Indian Service Providers Making Difficult Choices and Laying Off Workers | Sherpas in Blue Shirts

Service providers in India have issued several announcements around their intentions to let a fairly sizeable number of employees go. Six thousand at Cognizant, 1,000 at Infosys, more than 200 in the Mumbai office of Capgemini (a French company), and several hundred last month at Wipro with expectations of another 10 percent of the workforce this year if revenues don’t improve. This is unusual in this market and, understandably, it is creating angst among employees in the companies as well as interest outside the companies. However, it’s not just a case of “downsizing” and thousands of layoffs, as many media have reported. Let’s look closer at what’s really happening.

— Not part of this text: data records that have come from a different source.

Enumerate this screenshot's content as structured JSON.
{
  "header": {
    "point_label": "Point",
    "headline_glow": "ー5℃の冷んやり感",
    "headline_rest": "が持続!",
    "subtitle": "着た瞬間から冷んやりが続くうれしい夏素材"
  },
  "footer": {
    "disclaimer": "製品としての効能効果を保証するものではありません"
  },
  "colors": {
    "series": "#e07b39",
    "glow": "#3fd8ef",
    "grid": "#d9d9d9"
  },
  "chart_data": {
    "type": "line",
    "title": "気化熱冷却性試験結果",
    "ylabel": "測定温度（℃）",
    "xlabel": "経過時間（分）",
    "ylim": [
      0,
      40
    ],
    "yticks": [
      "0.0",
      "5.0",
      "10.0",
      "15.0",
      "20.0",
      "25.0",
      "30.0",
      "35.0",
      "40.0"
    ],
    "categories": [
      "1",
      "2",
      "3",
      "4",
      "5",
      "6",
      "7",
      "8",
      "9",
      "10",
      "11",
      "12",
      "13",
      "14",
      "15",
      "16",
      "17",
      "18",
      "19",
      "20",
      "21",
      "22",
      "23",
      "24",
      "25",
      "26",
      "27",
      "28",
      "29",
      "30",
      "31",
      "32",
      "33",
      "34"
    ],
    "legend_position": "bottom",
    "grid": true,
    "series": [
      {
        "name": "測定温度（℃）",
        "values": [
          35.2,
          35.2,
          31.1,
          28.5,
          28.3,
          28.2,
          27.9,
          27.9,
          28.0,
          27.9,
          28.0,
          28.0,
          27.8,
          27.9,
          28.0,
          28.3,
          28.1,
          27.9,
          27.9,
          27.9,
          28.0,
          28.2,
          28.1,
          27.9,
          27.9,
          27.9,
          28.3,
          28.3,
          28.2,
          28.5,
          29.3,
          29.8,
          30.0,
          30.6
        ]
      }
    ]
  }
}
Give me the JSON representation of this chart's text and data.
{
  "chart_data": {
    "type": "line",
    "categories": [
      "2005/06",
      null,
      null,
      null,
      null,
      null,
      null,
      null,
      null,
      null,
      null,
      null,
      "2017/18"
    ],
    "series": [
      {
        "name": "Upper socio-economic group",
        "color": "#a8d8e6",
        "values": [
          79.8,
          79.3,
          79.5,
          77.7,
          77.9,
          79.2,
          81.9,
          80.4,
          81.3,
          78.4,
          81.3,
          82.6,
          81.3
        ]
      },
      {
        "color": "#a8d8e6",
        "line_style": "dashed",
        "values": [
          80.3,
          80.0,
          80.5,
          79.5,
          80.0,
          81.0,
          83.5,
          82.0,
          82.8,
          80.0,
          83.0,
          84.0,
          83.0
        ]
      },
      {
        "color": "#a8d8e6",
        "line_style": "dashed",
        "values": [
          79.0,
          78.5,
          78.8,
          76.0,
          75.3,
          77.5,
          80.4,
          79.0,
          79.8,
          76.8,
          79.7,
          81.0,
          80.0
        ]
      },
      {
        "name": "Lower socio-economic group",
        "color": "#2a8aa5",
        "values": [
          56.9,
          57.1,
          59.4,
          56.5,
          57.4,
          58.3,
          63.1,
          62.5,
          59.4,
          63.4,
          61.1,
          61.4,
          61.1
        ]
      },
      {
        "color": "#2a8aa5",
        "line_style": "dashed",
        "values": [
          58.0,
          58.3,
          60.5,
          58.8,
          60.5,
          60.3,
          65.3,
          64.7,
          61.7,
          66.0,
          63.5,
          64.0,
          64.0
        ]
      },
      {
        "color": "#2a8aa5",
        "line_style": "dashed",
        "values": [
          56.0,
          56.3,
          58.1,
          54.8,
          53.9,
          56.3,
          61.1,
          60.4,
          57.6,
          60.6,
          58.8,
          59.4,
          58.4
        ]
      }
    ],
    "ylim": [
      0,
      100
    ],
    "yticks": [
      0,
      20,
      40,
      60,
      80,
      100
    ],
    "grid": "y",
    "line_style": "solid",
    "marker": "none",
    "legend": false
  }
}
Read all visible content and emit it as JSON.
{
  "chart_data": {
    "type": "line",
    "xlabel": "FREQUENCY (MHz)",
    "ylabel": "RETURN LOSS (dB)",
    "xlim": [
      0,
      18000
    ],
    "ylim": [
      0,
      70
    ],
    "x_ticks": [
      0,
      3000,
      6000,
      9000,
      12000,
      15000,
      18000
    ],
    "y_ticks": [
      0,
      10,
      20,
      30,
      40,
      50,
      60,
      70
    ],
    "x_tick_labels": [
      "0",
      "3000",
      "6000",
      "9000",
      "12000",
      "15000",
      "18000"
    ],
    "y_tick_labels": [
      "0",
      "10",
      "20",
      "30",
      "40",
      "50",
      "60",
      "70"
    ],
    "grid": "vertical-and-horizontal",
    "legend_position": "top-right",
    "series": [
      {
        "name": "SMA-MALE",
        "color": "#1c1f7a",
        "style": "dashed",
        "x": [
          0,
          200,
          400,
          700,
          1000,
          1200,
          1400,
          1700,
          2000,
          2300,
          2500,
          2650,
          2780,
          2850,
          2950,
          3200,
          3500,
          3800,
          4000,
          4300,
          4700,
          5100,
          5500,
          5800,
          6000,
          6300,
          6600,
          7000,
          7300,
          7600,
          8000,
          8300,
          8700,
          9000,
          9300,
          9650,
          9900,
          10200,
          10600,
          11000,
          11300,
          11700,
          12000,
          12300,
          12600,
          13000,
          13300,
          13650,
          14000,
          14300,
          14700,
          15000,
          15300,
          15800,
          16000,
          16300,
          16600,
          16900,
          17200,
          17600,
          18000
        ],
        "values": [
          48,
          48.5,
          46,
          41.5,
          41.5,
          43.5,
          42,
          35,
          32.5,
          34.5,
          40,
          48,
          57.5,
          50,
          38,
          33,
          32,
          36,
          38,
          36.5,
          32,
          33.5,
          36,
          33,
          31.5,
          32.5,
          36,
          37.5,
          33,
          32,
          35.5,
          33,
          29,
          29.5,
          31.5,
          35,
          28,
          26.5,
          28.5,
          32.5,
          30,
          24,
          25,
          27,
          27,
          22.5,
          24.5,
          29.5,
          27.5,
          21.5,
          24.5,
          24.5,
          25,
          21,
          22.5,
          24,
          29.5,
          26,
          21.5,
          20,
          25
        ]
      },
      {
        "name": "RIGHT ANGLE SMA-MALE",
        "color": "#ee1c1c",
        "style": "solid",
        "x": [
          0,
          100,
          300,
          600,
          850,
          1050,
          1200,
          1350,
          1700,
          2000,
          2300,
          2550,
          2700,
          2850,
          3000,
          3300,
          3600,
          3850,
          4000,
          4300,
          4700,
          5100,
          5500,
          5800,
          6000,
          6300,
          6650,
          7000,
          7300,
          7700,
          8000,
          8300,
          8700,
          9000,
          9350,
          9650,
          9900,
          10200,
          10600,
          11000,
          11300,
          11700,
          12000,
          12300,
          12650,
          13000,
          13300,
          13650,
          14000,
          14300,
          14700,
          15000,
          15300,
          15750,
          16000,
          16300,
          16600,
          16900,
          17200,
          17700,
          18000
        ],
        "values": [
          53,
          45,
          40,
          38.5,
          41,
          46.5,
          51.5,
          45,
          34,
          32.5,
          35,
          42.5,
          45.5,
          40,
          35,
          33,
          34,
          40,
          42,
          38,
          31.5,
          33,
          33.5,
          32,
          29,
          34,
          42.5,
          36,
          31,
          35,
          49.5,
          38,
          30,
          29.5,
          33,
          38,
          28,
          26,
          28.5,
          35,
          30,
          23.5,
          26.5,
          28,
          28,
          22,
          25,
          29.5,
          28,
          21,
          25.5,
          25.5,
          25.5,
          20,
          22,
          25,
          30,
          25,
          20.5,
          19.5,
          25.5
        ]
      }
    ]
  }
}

Digital is the New Reality

We at Everest Group have been tracing the trends in the traditional arbitrage-first based model, which constituted 78 percent of the services marketplace. The arbitrage-first business shrank in the last 12 months. The rotation into new digital models is another factor. Where it’s applied, the digital business cannibalizes the arbitrage business and compresses that revenue by 30-40 percent. Also, digital revenues at this point are small. Digital models are primarily in the implementation phase; therefore, most projects are small in nature and most are located onshore at customers’ locations.

Because of the arbitrage decline and the change to digital models, service providers now have an excess number of employees for the first time since the global economic crisis and recession in 2008. As market realities have changed, India’s service providers are taking steps to adjust their business models. As digital models often require 30-40 percent fewer people to do the work, I think it would be surprising if they didn’t thin their labor pools as a necessary part of adjusting to the new realities and new business models!

Talent Models are Out of Whack

But as I mentioned earlier, the providers are not just laying off workers. They’re also hiring. Their talent models are out of whack to be able to address digital work, which requires different skills and often needs to be done onshore where clients are located rather than offshore. Several are creating new jobs in onshore locations near their customers; Infosys, for instance, announced it is creating 10,000 jobs for US workers. Even in a digital world, the Indian providers need to maintain their pyramids (which rely on steady new hires of junior people) so they can keep their costs low.

Bottom Line for Indian Service Providers

India’s service providers are making difficult choices, including thinning their arbitrage-based talent pools. Thus, the layoffs are understandable and, indeed, necessary. It indicates organizations and an industry in transition and undergoing unaccustomed pain.

The service providers’ clients should view these developments as encouraging because the providers are taking the necessary steps to put digital talent in place. But the providers’ employees understandably experience trepidation as they face the new market realities with an increasingly uncertain future.